Analysten sind konkreter und schätzen 2026 einen Zuwachs beim Nettoergebnis um rund 4 Prozent auf 6,35 Mrd. Euro (GJ 2025: 6,12 Mrd. Euro). Das entspricht einem Gewinn/Aktie von 3,28 Euro. Daraus wiederum folgt ein KGV von etwas mehr als acht. Das sieht auf den ersten Blick sehr günstig aus, für einen Finanzwert ist das derzeit aber nicht ganz ungewöhnlich.
Die Banken sind bekanntlich der Spiegel der Volkswirtschaft. Und da sieht es konjunkturell nicht so rosig in Deutschland aus.

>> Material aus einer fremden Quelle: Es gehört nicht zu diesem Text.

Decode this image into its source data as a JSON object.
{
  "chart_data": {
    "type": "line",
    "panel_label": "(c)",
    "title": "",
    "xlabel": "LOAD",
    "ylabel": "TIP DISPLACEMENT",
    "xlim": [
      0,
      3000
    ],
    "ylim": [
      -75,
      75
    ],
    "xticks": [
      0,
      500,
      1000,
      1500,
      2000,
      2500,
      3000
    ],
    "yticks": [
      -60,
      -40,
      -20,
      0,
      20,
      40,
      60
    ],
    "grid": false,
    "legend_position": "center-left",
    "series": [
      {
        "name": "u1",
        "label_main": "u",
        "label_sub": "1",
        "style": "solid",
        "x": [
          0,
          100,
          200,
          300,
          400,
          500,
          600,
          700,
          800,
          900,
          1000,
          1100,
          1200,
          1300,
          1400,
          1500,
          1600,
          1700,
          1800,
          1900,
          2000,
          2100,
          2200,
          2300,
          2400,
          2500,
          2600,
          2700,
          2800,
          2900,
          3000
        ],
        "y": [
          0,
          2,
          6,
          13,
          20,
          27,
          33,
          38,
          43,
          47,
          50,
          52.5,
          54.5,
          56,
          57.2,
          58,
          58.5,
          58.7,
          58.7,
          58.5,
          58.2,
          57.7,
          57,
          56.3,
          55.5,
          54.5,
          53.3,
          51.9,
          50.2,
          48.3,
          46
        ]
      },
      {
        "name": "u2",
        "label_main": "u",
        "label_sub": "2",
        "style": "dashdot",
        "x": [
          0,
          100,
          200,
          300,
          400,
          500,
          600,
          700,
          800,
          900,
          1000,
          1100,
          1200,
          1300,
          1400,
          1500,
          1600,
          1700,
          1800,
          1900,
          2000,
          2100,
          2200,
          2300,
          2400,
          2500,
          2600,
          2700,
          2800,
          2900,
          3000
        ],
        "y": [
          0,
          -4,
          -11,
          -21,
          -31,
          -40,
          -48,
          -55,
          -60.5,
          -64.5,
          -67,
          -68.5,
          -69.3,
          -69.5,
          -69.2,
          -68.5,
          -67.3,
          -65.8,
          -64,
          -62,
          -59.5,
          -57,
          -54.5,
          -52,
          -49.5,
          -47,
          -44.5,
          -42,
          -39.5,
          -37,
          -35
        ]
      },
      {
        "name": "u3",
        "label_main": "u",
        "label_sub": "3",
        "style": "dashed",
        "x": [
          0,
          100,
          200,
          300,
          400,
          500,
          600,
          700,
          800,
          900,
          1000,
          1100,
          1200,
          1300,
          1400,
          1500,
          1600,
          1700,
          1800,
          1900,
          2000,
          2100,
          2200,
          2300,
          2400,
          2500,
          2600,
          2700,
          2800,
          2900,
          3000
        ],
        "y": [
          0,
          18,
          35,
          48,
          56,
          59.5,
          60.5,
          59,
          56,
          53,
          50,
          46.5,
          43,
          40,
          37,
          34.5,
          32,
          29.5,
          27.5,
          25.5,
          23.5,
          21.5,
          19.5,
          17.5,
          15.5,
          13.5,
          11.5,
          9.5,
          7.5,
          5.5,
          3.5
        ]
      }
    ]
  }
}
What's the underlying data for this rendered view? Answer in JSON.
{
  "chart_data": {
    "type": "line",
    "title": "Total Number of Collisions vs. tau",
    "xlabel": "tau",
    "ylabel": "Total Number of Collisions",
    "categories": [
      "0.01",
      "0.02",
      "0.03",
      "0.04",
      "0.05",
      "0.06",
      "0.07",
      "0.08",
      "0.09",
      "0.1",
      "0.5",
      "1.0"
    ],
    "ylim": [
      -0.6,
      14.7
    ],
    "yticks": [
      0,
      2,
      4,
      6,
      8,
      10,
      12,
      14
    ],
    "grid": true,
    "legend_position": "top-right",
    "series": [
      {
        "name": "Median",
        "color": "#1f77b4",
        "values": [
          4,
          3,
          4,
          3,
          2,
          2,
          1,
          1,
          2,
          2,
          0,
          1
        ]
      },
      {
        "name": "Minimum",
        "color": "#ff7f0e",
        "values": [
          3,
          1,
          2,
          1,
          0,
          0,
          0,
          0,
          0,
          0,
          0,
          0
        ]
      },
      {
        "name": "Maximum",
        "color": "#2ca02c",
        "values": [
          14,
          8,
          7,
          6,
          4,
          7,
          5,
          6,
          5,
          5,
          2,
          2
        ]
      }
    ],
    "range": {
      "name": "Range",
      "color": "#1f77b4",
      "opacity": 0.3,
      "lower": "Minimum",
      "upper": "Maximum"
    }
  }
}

Hinzu kommt der Krieg am Golf, der die Inflation weltweit treibt und das Retailgeschäft erschwert. CEO Christian Sewing ist unterdessen zuversichtlich. Die Risikovorsorge für mögliche Kreditausfälle, die im ersten Quartal noch erhöht wurde, soll im Gesamtjahr sogar zurückgefahren werden. Jüngst ließ das Geldhaus auf einer Kapitalmarktkonferenz aber durchblicken, dass die Risikovorsorge im zweiten Quartal noch über den Markterwartungen liegen könnte.
Inwieweit das Geldhaus angesichts der heimischen Konjunktur und den Folgen des Kriegs am Golf die Gewinne steigern kann, werden die kommenden Quartale zeigen. Im wichtigen Investmentbanking jedoch stagnierten die Gesamterträge im Q1 und beim Vorsteuergewinn gab es sogar einen Rückgang. Kommt es zu einem Frieden am Golf und damit sukzessive zu einer Erholung der globalen Wirtschaft, dürften Finanztitel profitieren. Dann hat auch die Deutsche Bank als führendes Institut in Deutschland wieder Potenzial.